New research charts the UK’s unproductive productivity habits

UK, London: With Britain’s productivity levels falling this year in their steepest drop since the 2008 recession, research released by specialist global recruitment company PageGroup has revealed that only 55 per cent of surveyed office workers completely understand what productivity actually means.

The most popular definitions chosen by respondents were finishing all tasks within their deadlines (37 per cent), and getting all their work done within working hours (26 per cent). With the vast majority (86 per cent) saying that they work out of contracted hours – and around four in ten (39 per cent) doing so often or always – it is clear why they might think that they are falling down in that second regard.

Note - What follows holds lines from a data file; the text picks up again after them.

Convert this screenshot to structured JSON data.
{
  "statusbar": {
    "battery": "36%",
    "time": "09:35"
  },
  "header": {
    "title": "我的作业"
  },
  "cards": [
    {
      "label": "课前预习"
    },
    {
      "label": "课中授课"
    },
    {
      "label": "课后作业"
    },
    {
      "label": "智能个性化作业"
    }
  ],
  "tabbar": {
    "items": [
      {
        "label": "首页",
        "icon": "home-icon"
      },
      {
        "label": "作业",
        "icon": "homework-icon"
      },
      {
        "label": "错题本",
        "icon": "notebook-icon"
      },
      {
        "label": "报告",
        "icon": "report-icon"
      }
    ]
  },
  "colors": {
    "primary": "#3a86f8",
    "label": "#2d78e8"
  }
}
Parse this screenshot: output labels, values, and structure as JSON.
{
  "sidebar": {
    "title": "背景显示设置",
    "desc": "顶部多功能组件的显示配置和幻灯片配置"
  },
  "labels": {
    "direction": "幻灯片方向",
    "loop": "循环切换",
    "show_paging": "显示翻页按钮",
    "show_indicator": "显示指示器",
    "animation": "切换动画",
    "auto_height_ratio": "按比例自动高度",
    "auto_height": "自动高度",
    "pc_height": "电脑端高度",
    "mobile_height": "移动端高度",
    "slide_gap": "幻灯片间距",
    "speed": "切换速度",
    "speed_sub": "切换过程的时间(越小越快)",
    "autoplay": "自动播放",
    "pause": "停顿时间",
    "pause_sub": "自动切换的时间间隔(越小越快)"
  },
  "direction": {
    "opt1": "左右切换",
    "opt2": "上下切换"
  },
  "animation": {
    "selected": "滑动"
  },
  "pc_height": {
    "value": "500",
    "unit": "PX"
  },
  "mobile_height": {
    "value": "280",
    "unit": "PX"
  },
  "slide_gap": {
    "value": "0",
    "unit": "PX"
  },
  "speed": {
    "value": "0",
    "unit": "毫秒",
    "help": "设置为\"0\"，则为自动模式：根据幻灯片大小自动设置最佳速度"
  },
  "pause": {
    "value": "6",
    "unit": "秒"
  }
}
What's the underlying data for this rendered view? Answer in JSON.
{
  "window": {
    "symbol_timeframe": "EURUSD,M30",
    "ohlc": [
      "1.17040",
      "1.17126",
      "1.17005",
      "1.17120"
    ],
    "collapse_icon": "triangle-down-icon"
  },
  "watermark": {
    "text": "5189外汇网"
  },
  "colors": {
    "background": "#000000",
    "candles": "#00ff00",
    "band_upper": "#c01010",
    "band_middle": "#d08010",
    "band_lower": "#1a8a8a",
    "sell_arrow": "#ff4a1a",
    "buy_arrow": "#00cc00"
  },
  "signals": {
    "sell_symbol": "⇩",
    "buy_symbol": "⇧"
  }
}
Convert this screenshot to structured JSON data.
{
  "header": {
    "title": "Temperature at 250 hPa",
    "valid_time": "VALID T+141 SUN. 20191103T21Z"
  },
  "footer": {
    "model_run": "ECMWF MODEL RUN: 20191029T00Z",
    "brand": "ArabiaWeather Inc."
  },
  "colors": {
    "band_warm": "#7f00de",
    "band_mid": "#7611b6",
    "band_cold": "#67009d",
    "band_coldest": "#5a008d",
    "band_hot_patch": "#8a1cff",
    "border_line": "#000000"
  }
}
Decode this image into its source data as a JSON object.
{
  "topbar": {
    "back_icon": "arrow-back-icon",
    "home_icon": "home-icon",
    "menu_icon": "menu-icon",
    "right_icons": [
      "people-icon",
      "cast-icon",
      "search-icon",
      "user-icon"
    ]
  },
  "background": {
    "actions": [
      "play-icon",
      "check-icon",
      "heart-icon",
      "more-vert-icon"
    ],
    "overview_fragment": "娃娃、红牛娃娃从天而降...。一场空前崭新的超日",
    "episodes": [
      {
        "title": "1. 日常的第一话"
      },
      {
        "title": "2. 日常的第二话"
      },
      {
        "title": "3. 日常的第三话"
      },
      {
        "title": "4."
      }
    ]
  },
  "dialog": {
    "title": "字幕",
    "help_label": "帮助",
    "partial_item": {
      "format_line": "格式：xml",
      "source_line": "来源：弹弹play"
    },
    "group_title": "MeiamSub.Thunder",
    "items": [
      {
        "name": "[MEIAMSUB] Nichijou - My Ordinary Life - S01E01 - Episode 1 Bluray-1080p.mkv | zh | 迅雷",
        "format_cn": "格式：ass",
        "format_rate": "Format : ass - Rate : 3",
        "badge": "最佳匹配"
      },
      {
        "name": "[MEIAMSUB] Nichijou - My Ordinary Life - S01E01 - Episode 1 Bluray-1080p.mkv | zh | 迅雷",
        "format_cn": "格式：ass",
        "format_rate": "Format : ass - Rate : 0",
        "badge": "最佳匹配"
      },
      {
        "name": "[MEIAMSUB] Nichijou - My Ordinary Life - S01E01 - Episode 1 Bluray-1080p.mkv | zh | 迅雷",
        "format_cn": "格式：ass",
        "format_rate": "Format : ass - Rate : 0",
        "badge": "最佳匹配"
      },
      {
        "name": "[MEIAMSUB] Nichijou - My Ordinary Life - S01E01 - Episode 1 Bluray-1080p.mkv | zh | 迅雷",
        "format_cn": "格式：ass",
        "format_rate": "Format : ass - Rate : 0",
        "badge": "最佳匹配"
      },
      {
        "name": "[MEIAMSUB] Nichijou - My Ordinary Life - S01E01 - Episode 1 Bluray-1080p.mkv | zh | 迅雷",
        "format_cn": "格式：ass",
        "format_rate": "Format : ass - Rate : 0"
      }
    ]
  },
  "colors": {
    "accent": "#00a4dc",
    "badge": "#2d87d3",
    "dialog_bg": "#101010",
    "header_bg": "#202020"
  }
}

The research, which was conducted by Vanson Bourne, also revealed the strain being placed on office workers by the need to be more productive:

  • Only a third (35 per cent) of those asked were confident that their working day is always productive
  • 78 per cent admitted to wanting to be more productive than they are – over one in four (27 per cent) wanted to be significantly so
  • Almost seven in ten (69 per cent) said they felt pressure from their bosses to be more productive

Oliver Watson, Executive Board Director for UK & North America, PageGroup, commented:

“The results highlight the need for businesses to provide a clearer definition of productivity in order to help employees achieve it. The majority of respondents cited unsubstantial or no training at all. As businesses, we constantly drive our employees to be more productive, but many are not currently demonstrating how to get there or what the final destination looks like. The result is potentially endless cycles of unproductivity with no clear goals or objectives.”

When asked for a breakdown of their typical working day, respondents said that they spend a third (34 per cent) of their time on email or work phone calls, and almost the same amount (29 per cent) on meeting deadlines and attending meetings. By contrast, only 10 per cent of the day is dedicated to learning new things or brainstorming new ideas.

Watson continued:

“While a focus on productivity is understandable, employers should consider how much they prioritise productivity over other areas, like innovation. The majority (65 per cent) of office workers feel that innovation falls lower on a business’s agenda than productivity, which should be of particular concern for businesses whose success depends on innovation and forward thinking.”